Obudziłam się wciąż przytulona do jednego z chłopaków. Przetarłam zaspane oczy i zobaczyłam przyglądającego mi się Mulata.
- Hej, wygodnie się spało? – puścił mi oczko i założył mi włosy za ucho.
- Baardzo. – zaśmiałam się  i wróciłam do swojej wcześniejszej pozycji czyli położyłam swoją głowę na jego klacie. – A reszta gdzie? – rozejrzałam się po pokoju w którym oprócz naszej dwójki nikogo nie  było. 
- Robią śniadania.
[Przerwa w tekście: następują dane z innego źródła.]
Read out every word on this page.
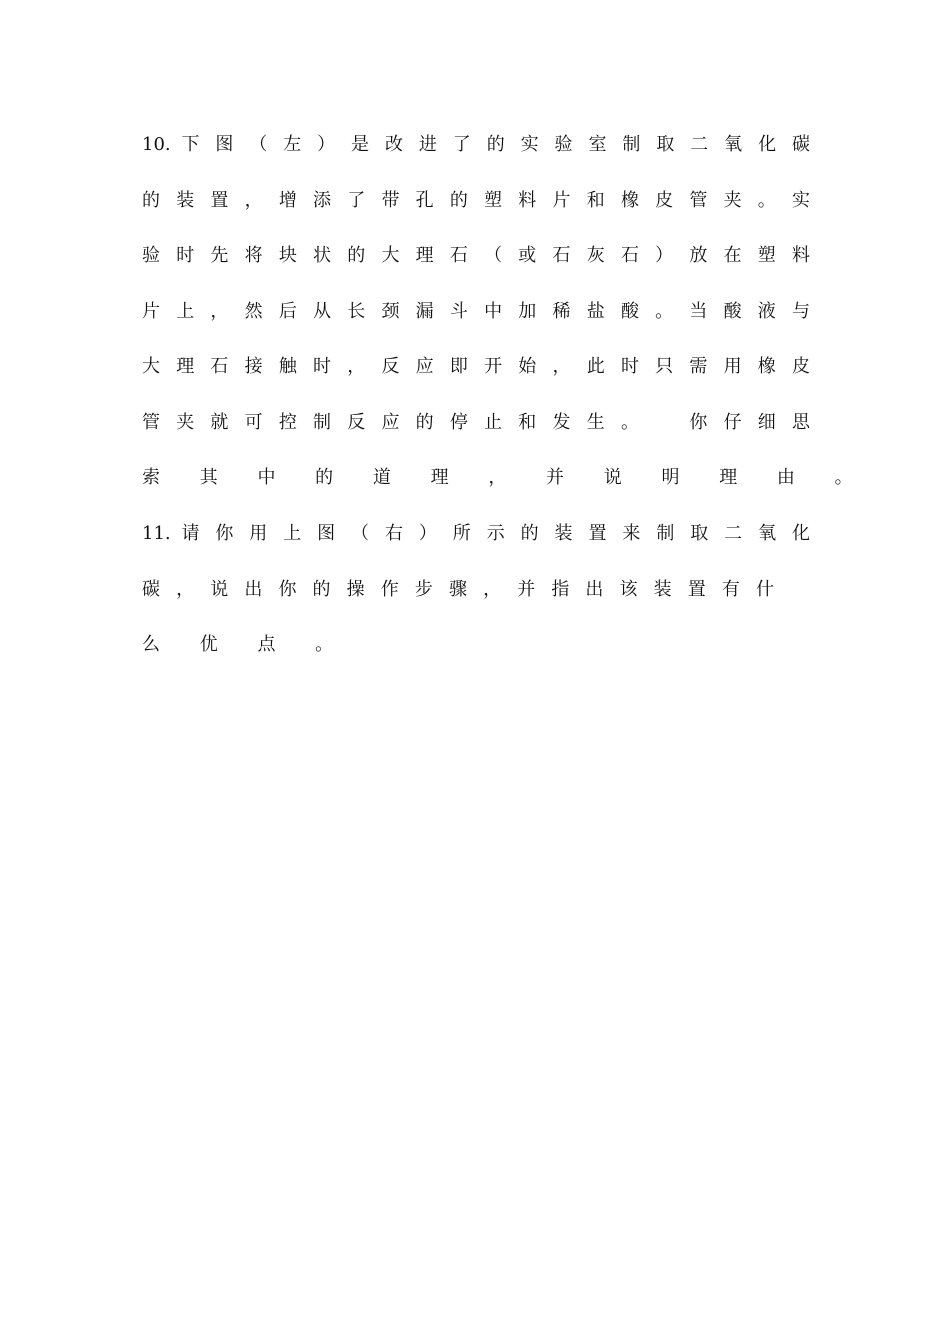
10. 下 图 （ 左 ） 是 改 进 了 的 实 验 室 制 取 二 氧 化 碳
的 装 置 ， 增 添 了 带 孔 的 塑 料 片 和 橡 皮 管 夹 。 实
验 时 先 将 块 状 的 大 理 石 （ 或 石 灰 石 ） 放 在 塑 料
片 上 ， 然 后 从 长 颈 漏 斗 中 加 稀 盐 酸 。 当 酸 液 与
大 理 石 接 触 时 ， 反 应 即 开 始 ， 此 时 只 需 用 橡 皮
管 夹 就 可 控 制 反 应 的 停 止 和 发 生 。 　 你 仔 细 思
索 其 中 的 道 理 ， 并 说 明 理 由 。
11. 请 你 用 上 图 （ 右 ） 所 示 的 装 置 来 制 取 二 氧 化
碳 ， 说 出 你 的 操 作 步 骤 ， 并 指 出 该 装 置 有 什
么 优 点 。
A z powodu ze spałaś na mnie i nie pozwoliłaś mi się wydostać z pod ciebie musiałem zostać. – poczułam że się czerwienie. – Nie będę zaprzeczał tu bardziej mi się podobało niż tam z nimi. – przejechał ręką po moich włosach. Pod jego dotykiem drgnęłam. Leżałam tak jeszcze wtulona w niego.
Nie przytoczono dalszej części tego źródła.